Böylesi pandemide, müstakil evler çok revaçta oldu. Çünkü apartman dairelerine kendimizi hapsolmuş hissetmeyen yoktur. Hal böyleyken fiyatlar bir anda fırladı gitti, 300-500’ler hemen 3 veya 3,5 milyona çıkıverdi, müstakil ev fiyatları olarak. Tam düzeldi, ortalık normale döner artık dediğimiz zamanlar da, ekonomik kriz hortladı, girdi hayatımıza, her 10-20 yılda bir girdiği gibi.
Sebze, meyve ve gıda fiyatları başta olmak üzere fiyatlar fırladı da fırladı. 70-80 kuruş olan makarna paketi, bir anda olmasa da bir yıl kadar kısa bir sürede, 7-8₺’lara çıkıverdi. Bizde anlamadık, ne oldu, ne ara oldu, nereye kadar olacak. Organiği, doğalı, köy tavuğu olsun diye kılı kırk yardığımız yumurtaya, sofraya yumurta gelsin de ne olduğu, nasıl olduğuna bakamaz olduk.
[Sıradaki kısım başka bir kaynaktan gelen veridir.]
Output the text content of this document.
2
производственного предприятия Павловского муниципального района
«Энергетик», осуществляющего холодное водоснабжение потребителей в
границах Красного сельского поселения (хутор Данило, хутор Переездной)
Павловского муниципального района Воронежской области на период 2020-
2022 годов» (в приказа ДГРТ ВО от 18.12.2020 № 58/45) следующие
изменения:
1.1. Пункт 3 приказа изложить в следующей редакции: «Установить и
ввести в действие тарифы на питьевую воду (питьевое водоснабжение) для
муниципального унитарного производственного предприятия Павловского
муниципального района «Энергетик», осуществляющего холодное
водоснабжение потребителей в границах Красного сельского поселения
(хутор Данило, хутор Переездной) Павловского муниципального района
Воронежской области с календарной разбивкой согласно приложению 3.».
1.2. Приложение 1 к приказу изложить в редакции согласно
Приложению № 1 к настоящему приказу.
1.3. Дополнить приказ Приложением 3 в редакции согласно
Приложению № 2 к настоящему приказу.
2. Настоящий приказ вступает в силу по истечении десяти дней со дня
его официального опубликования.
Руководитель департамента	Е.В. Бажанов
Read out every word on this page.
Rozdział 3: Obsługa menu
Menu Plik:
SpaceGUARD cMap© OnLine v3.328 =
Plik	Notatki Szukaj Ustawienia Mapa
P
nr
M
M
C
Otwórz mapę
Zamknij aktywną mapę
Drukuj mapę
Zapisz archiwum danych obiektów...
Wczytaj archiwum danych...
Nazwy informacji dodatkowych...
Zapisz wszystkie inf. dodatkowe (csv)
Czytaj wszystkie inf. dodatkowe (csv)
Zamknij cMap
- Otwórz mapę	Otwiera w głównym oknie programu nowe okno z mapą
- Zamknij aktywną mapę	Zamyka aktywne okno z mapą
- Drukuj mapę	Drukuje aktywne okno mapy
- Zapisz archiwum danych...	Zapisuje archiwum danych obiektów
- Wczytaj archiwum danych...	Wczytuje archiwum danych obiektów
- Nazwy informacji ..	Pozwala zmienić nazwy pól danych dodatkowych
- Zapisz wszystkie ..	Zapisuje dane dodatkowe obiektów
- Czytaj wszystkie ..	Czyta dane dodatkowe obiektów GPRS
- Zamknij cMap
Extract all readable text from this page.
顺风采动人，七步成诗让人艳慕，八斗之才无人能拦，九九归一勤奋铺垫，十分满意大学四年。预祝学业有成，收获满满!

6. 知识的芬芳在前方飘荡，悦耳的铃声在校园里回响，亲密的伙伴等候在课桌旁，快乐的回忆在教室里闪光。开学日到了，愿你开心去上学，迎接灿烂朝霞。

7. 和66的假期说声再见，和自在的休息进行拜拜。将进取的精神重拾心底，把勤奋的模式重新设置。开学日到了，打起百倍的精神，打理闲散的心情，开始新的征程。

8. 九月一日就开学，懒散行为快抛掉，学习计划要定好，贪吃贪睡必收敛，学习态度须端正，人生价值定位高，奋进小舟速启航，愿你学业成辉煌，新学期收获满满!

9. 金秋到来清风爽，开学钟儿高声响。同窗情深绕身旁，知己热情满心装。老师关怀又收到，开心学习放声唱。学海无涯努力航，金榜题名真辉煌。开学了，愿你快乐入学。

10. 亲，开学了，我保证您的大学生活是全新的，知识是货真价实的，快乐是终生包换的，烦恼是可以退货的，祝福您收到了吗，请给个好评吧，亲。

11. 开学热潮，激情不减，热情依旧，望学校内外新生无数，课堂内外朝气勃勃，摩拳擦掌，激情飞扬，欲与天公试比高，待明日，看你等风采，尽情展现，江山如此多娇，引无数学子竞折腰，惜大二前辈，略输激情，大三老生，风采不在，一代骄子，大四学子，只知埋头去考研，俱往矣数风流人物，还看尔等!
Yeterki çocuklar protein kaynağı bir iki lokma düşsün derdine düştük, elimizde olmadan.
Ve böylesi ekonomik zorluklarda gösterdi ki, müstakil ev, bir tutam toprak, bir miktar tarla hayat kurtarıyor. İyi ki olmuş, Allah olmayan herkese de fazlasıyla versin, içinde bize de versin. Biraz domates, salatalık, biber, bir tutam soğan, yeşillik girer bu sayede sofraya diye gurur duymamak, mutlu olmamak elde değil. Şu köşeye iki-3 tavuk, bir iki keçi, koyun da koyalım moduna geçtik, ister istemez. Hiç değilse en doğalından kendi ürettiğimizden yeriz, hiç değilse mevsiminde, kökeni belli haliyle, bolca doya doya yiyelim diyerek.